Some might be surprised to know that one of the wrestlers that drives Steveson to dominate isn’t a fellow heavyweight, but rather Iowa’s Spencer Lee, a two-time NCAA champion at 125 pounds. Lee, the 2020 Dan Hodge Trophy winner, is 7-0 this season with five pins and two technical falls. His ability to inflict his will on his opponents is something that Steveson admires.
“I love watching Spencer Lee. The way he wrestles and how he takes care of his business on the mat is phenomenal. He has separated himself so deeply in the 125 pound field that there is literally no other person that can compete with him overall, and everyone believes it too. I wanted to take what he has done and put it into the heavyweight division and make sure that people can understand that I can do the same thing, and create that separation myself,” he stated.

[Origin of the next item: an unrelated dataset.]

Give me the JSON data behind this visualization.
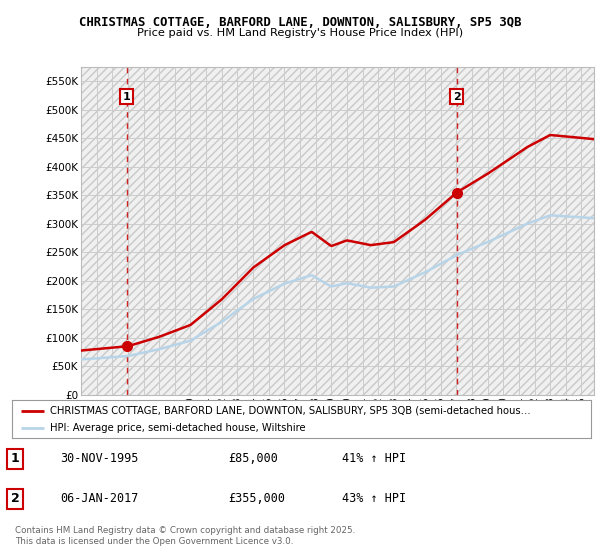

While Gable’s immediate focus is on the NCAA Tournament, he also has his sights set on an even bigger goal, winning the Olympic Team Trials and representing Team USA at the Tokyo Olympic Games. The turnaround between the tournaments is quick, the NCAA Championships take place March 18-20, while the Olympic Team Trials are April 4 and 5. Steveson isn’t concerned. In fact, he’s looking forward to facing some college opponents before competing against the field at the Olympic Team Trials.
“I think it’s very helpful for me to have these matches at the NCAA Tournament, especially going into the Olympic Trials with a different field and a lot of older guys that are more mature than me,” he said.
“The turnaround for that is just get home, relax for a day, but I’ve got to get right back to it and go down to Texas to try to win the Olympic Trial spot too. So it’s a busy little schedule, but I’m ready for it.”
Steveson, a two-time Cadet and 2017 Junior World champion, is currently No. 2 on the Men’s Freestyle National Team at 125 kg. Prior to the NCAA season, he earned a big win over two-time World bronze medalist Nick Gwiazdowski, 4-1, at the RTC Cup in December. Gwiazdowski is currently the No. 1 wrestler at 125 kg for the U.S. and bested Steveson two matches to none to earn the World Team spot at Final X in 2019.
“I gained a lot of confidence from beating Gwiz (Gwiazdowski). I know he’s been a top heavyweight for a while, and I’ve trained with Gwiz since I was really young, like 16 years old. To be able actually compete with him and beat him in a wrestling match was actually a great confidence builder for me and shows that I can compete at a high level with these guys, especially on the World Team too,” Steveson said.
However, Steveson isn’t looking passed the NCAA Tournament. After a third-place finish as a true freshman in 2019, he missed the opportunity to cap off a perfect regular season with an NCAA title last year due to the COVID-19 pandemic. The significance of being crowned a National champion cannot be understated.
“Being able to win this NCAA Championship means the world to me and my family,” he said.
“I think this year, we’re all grateful to go out there and compete at the NCAA tournament. We’re going to have a great time. I’m going to enjoy myself, soak it all in, and do what I need to do at the end of the day.”